1. Choose Appropriate Models

# Use cheaper models for simple tasks
cheap_agent = Agent.from_preset("assistant", model="openai/gpt-4o-mini")

# Use expensive models only when needed
expensive_agent = Agent.from_preset("researcher", model="openai/gpt-4o")

2. Monitor and Alert

def cost_aware_run(agent, prompt, max_cost=0.10):
    result = agent.run(prompt)
    cost = agent.last_usage.cost

    if cost > max_cost:
        print(f"⚠️  High cost alert: ${cost:.4f} (limit: ${max_cost:.4f})")

    return result

3. Cache Expensive Results

import hashlib

def cached_expensive_call(agent, prompt, cache_file="cache.json"):
    # Create cache key from prompt
    key = hashlib.md5(prompt.encode()).hexdigest()

    # Check cache
    if os.path.exists(cache_file):
        with open(cache_file) as f:
            cache = json.load(f)
            if key in cache:
                return cache[key]['result']
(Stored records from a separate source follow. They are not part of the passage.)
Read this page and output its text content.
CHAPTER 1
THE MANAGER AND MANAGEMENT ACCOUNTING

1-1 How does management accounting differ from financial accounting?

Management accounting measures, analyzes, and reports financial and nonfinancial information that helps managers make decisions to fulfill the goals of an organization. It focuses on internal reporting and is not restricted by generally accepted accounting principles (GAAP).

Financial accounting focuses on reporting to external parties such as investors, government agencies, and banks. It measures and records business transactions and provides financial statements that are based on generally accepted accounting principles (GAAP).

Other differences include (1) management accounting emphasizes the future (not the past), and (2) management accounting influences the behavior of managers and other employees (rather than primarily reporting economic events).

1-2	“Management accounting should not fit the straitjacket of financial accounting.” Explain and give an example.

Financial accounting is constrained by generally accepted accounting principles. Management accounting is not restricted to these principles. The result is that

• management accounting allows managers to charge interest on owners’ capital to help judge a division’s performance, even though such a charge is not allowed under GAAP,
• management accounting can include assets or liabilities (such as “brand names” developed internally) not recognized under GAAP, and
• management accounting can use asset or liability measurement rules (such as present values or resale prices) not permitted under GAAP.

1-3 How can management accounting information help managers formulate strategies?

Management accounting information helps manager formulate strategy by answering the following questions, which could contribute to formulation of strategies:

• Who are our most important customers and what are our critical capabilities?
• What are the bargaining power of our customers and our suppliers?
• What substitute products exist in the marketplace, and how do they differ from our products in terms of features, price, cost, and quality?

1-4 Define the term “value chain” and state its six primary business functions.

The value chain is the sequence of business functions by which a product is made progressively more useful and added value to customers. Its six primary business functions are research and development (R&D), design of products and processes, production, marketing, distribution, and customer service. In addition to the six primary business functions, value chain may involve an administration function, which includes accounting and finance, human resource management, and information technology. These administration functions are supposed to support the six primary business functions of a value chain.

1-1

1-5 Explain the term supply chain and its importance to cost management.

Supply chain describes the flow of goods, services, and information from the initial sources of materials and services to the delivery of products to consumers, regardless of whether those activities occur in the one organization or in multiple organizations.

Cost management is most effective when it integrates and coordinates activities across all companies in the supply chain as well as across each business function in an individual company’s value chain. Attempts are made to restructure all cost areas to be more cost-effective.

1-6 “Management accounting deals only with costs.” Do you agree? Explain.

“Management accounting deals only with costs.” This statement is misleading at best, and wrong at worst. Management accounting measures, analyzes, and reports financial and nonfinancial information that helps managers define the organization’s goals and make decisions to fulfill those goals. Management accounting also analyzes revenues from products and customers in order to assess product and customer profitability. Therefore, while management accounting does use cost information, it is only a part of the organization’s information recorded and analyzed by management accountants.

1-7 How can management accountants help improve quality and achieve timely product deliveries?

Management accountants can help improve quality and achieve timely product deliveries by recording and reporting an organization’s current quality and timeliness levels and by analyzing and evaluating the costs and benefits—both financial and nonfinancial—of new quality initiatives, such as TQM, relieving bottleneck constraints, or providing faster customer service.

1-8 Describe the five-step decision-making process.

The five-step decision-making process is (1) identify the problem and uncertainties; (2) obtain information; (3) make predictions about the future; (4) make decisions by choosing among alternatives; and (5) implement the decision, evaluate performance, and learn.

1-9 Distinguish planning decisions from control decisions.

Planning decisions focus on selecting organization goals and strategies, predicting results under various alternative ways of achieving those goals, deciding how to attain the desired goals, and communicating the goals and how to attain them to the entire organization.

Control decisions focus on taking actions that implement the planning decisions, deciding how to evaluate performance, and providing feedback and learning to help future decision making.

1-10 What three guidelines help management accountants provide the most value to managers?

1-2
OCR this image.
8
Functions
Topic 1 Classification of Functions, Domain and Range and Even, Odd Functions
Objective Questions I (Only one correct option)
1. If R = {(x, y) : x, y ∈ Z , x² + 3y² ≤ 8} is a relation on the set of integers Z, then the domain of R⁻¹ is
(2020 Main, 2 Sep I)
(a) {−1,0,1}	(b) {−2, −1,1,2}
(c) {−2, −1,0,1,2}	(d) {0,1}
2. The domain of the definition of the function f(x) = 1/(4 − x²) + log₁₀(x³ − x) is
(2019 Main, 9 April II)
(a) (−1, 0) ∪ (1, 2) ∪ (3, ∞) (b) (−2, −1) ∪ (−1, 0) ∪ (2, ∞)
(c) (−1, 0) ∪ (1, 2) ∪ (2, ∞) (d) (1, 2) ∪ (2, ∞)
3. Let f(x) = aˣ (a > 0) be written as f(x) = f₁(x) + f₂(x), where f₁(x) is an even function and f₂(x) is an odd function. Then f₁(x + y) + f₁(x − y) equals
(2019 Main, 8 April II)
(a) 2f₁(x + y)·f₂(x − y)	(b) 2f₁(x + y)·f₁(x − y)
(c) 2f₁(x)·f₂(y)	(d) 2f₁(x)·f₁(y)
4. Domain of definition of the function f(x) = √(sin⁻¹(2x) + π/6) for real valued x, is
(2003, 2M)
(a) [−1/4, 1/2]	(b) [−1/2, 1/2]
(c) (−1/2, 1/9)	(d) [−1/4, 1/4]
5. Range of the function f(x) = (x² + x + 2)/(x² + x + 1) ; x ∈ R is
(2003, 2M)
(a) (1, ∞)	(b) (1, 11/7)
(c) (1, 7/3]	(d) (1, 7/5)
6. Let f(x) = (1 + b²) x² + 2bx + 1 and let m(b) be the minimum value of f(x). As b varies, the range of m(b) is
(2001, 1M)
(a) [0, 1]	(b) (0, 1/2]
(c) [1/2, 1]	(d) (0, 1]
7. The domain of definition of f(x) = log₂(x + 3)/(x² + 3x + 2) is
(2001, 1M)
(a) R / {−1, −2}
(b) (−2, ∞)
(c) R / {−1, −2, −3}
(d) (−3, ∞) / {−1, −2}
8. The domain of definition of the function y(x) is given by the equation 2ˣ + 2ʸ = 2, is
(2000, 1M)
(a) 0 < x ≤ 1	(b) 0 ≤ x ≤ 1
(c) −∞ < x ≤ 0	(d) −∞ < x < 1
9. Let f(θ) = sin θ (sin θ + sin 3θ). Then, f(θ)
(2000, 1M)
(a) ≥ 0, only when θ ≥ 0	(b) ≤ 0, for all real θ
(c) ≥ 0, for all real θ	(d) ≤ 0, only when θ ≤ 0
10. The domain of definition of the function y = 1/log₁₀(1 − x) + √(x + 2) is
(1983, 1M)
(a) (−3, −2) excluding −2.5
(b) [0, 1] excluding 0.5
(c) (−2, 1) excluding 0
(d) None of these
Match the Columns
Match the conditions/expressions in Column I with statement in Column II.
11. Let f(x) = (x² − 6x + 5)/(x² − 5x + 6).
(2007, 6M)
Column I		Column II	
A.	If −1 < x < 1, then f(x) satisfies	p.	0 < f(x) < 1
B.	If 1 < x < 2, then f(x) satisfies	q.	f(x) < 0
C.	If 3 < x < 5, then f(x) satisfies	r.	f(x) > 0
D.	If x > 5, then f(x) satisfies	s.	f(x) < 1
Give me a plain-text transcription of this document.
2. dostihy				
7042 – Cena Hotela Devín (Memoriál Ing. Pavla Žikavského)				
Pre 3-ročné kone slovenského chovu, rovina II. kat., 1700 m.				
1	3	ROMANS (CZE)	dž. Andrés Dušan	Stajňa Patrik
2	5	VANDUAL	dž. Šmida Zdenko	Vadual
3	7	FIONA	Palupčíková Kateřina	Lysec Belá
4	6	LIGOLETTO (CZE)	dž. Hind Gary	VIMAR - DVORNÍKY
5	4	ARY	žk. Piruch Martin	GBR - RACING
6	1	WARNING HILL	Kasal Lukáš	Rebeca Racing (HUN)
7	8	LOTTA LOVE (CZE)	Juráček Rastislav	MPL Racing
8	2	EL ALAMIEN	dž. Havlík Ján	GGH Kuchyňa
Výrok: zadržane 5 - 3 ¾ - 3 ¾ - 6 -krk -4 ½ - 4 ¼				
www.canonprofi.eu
    # Run expensive operation
    result = agent.run(prompt)
    cost = agent.last_usage.cost

    # Cache result
    cache = {}
    if os.path.exists(cache_file):
        with open(cache_file) as f:
            cache = json.load(f)

    cache[key] = {'result': result, 'cost': cost, 'timestamp': time.time()}

    with open(cache_file, 'w') as f:
        json.dump(cache, f)

    return result

Cost Reporting

Daily Cost Tracking

def log_daily_cost(run_data):
    """Log cost data for analysis."""
    today = datetime.now().strftime("%Y-%m-%d")

    log_entry = {
        'date': today,
        'timestamp': datetime.now().isoformat(),
        'model': run_data['model'],
        'tokens': run_data['usage'].total_tokens,
        'cost': run_data['usage'].cost,
        'task': run_data['task']
    }

    # Append to daily log
    log_file = f"cost_log_{today}.jsonl"
    with open(log_file, 'a') as f:
        f.write(json.dumps(log_entry) + '\n')

    return log_entry

Cost Analytics

def analyze_cost_logs(log_files):
    """Analyze cost patterns from logs."""
    total_cost = 0
    total_tokens = 0
    model_costs = {}

    for log_file in log_files:
        with open(log_file) as f:
            for line in f:
                entry = json.loads(line)
                total_cost += entry['cost']
                total_tokens += entry['tokens']

                model = entry['model']
                if model not in model_costs:
                    model_costs[model] = 0
                model_costs[model] += entry['cost']

    return {
        'total_cost': total_cost,
        'total_tokens': total_tokens,
        'avg_cost_per_token': total_cost / total_tokens if total_tokens > 0 else 0,
        'model_breakdown': model_costs
    }

Troubleshooting

Common Issues

Usage data not available:

# Check if agent was run
if hasattr(agent, 'last_usage') and agent.last_usage:
    print(f"Cost: {agent.last_usage.cost}")
else:
    print("No usage data - run the agent first")

Pricing not found for model:

# Register custom pricing
register_model_pricing("unknown-model", input_price=0.001, output_price=0.002)

# Or use calculate_cost with explicit prices
cost = (prompt_tokens * 0.001 + completion_tokens * 0.002) / 1000

Cost calculation seems wrong:

# Verify token counts
usage = agent.last_usage
print(f"Prompt: {usage.prompt_tokens}, Completion: {usage.completion_tokens}")
print(f"Expected cost: ${calculate_cost(model, usage.prompt_tokens, usage.completion_tokens):.4f}")

Migration Guide

From Manual Tracking

# Old way (manual)
start_tokens = get_token_count()
result = agent.run(prompt)
end_tokens = get_token_count()
cost = calculate_cost_manually(end_tokens - start_tokens)

# New way (automatic)
result = agent.run(prompt)
cost = agent.last_usage.cost

From External Monitoring

# Old way (external logging)
result = agent.run(prompt)
log_to_external_service({
    'tokens': external_token_counter(),
    'cost': external_cost_calculator(),
    'model': 'gpt-4'
})

# New way (built-in)
result = agent.run(prompt)
log_data = {
    'tokens': agent.last_usage.total_tokens,
    'cost': agent.last_usage.cost,
    'model': agent.model
}

This comprehensive cost tracking system ensures you always know how much your AI usage costs, enabling better budget management and cost optimization strategies.